What Is A Sink Flange?

Installing a sink correctly requires quite a few parts. Aside from the sink itself, you need a sink drain flange and plumbing parts, among other things. While you may not recognize the part based on its name, the sink flange is essential to your setup.

Perhaps you’re troubleshooting a leaking sink, and the guide you’re using says to check the sink flange. Or, maybe you’re following an installation manual, and it keeps referring to the sink flange. Either way, you’ll need to know what the flange is before the next steps in your project. 

What Is A Sink Flange On A Kitchen Sink?

Delta Faucet 72010-CZ Flange and Strainer, Kitchen Sink, Champagne Bronze

The flange on a kitchen sink can look quite different from the one you find on a bathroom sink. The flange is the part that connects the sink drain to the section of pipe beneath the sink, called the tailpiece. It’s made of metal and looks somewhat like a ring. 

It sits snugly around the drain like a collar and usually features a grid-like section covering the drain that looks similar to a strainer. When you run the faucet, this is what prevents the water from leaking out of the plughole. 

If the flange becomes damaged or loose, you might notice water damage in the cabinet underneath the sink. 

What Is A Bathroom Sink Flange?

Bathroom Sink Drain Replacement Parts, (Pop-up Drain Assembly) Include Chrome Plug and Flange - By PlumbUSA

Bathroom sink drain flanges do the same thing as those you’d find in a kitchen. However, since the drain set up in a bathroom sink is different from that in a kitchen, the drain flange looks a bit different. 

Generally, the flange is narrower and doesn’t have the netted strainer-like piece in the bottom, as the stopper has to fit into place. So, while the purpose is the same as a kitchen drain flange, a bathroom drain flange looks a bit different. 
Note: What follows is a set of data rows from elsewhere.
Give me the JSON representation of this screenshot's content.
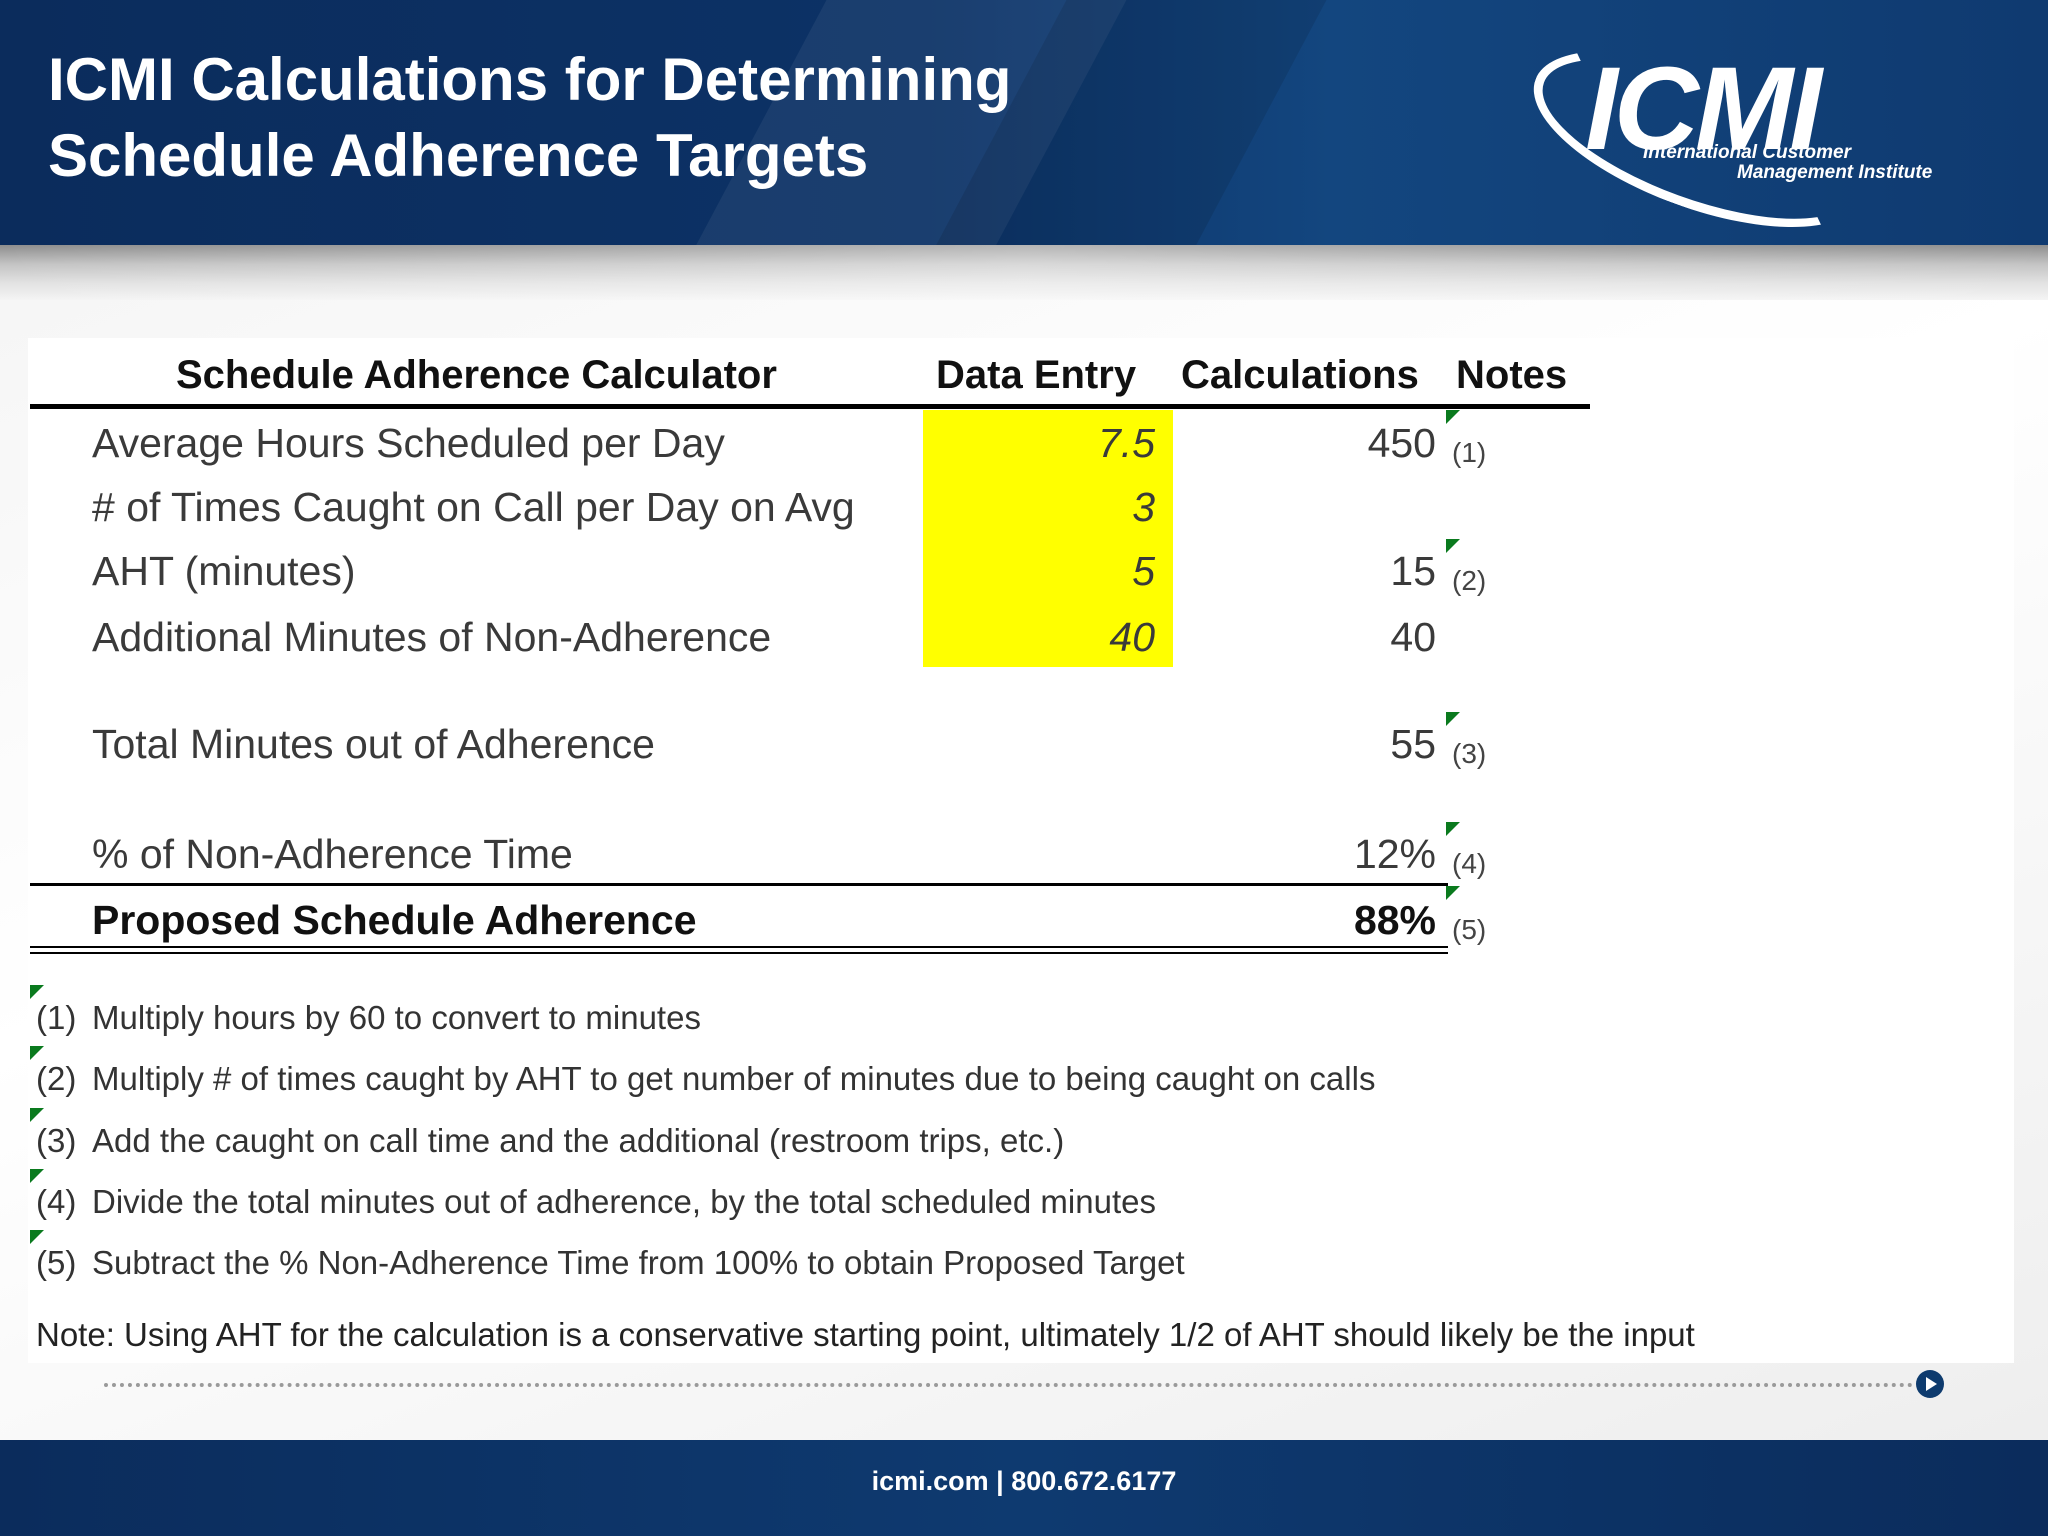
{
  "header": {
    "title_line1": "ICMI Calculations for Determining",
    "title_line2": "Schedule Adherence Targets",
    "logo_word": "ICMI",
    "logo_sub1": "International Customer",
    "logo_sub2": "Management Institute"
  },
  "table": {
    "col_headers": {
      "calculator": "Schedule Adherence Calculator",
      "data_entry": "Data Entry",
      "calculations": "Calculations",
      "notes": "Notes"
    },
    "rows": [
      {
        "label": "Average Hours Scheduled per Day",
        "entry": "7.5",
        "calc": "450",
        "note": "(1)"
      },
      {
        "label": "# of Times Caught on Call per Day on Avg",
        "entry": "3",
        "calc": "",
        "note": ""
      },
      {
        "label": "AHT (minutes)",
        "entry": "5",
        "calc": "15",
        "note": "(2)"
      },
      {
        "label": "Additional Minutes of Non-Adherence",
        "entry": "40",
        "calc": "40",
        "note": ""
      }
    ],
    "total_row": {
      "label": "Total Minutes out of Adherence",
      "calc": "55",
      "note": "(3)"
    },
    "percent_row": {
      "label": "% of Non-Adherence Time",
      "calc": "12%",
      "note": "(4)"
    },
    "proposed_row": {
      "label": "Proposed Schedule Adherence",
      "calc": "88%",
      "note": "(5)"
    }
  },
  "footnotes": [
    {
      "num": "(1)",
      "text": "Multiply hours by 60 to convert to minutes"
    },
    {
      "num": "(2)",
      "text": "Multiply # of times caught by AHT to get number of minutes due to being caught on calls"
    },
    {
      "num": "(3)",
      "text": "Add the caught on call time and the additional (restroom trips, etc.)"
    },
    {
      "num": "(4)",
      "text": "Divide the total minutes out of adherence, by the total scheduled minutes"
    },
    {
      "num": "(5)",
      "text": "Subtract the % Non-Adherence Time from 100% to obtain Proposed Target"
    }
  ],
  "note": "Note: Using AHT for the calculation is a conservative starting point, ultimately 1/2 of AHT should likely be the input",
  "footer": {
    "text": "icmi.com  |  800.672.6177"
  },
  "colors": {
    "navy": "#0c3266",
    "highlight": "#ffff00",
    "comment_flag": "#0a7a1e"
  },
  "icons": [
    "play-icon",
    "icmi-logo"
  ]
}
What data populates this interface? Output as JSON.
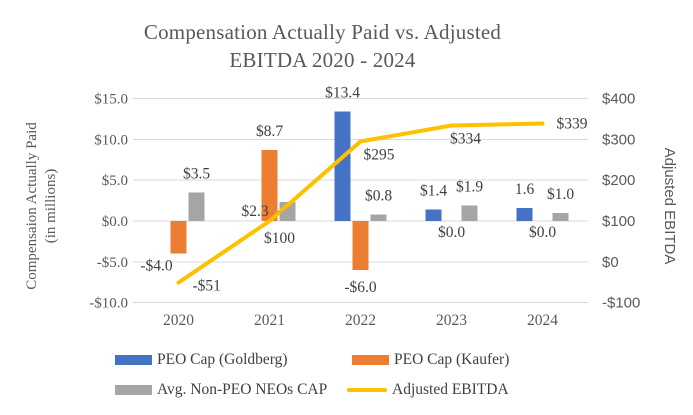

The flange may feature threads on the bottom of it, where the other parts of the drain assembly connect beneath the sink. 

How Do You Replace A Sink Flange?

You’ll have to disconnect the drain assembly beneath the sink to replace a faulty sink flange or troubleshoot issues. Before you start, make sure you shut off the water supply to the sink you’re working on. 

Here’s what you’ll need:

  • Wrench (as required)
  • Silicone lubricant (as needed)
  • Putty knife

Generally, this involves unthreading the tailpiece beneath the sink. If the tailpiece is plastic, you can probably unthread it by hand. However, if the tailpiece is metal, it’ll probably take extra elbow grease to get the job done.

Once you unthread the tailpiece, unscrew the large nut fixing the drain flange in place. If it doesn’t budge, spray a generous coating of silicone lubricant over it before trying again. In scenarios where there’s rust holding it in place, try to tighten the nut before loosening it. This can help break the corrosion bond, allowing it to move freely. 

After removing the nut, push up the flange firmly from beneath the sink. Once it pops free, remove it from the drain. Then, scrape away the plumber’s putty from the sink drain before installing the replacement (or reinstalling the old one).

To replace a bathroom sink flange, the process is the same. However, you’ll have to remove the sink stopper before lifting the drain out. 

How Do You Install A Sink Flange?

Installing a sink flange is a straightforward process and should only take a few minutes. Here’s what you’ll need:

  • Drain assembly
  • Plumber’s putty
  • Pliers
  • Clean cloth

If you’re replacing an old drain flange, make sure you scrape away the old plumber’s putty before starting on the replacement. Once the area is clean, make a thin, long rope of plumber’s putty. Ensure it’s long enough to wrap around the drain hole. It should be about ¼-inch thick. 

Once you ensure the rope is long enough, set it into place around the drain hole. Press the new flange down firmly onto the hole. There’s some variation in how these flanges are secured in place, so refer to the manufacturer’s instructions for securing them. 

Generally, there’s a nut you have to screw on to tighten the nut in place, but it varies from one assembly to the next. If there is a nut to secure, start by tightening it with your hand. Tighten it with pliers to secure it in place, but don’t overtighten it, or you’ll strip the threads.

Before you move on, make sure the flange sits flat and snug against the bottom of the sink. Next, use a clean cloth to wipe away any excess plumber’s putty that oozed out from beneath the drain flange. 

After you finish cleaning up the excess putty, you can secure the bottom of the flange to the tailpiece beneath the sink. If you’re starting from scratch with new plumbing, follow the manufacturer’s instructions for attaching the tailpiece and subsequent plumbing.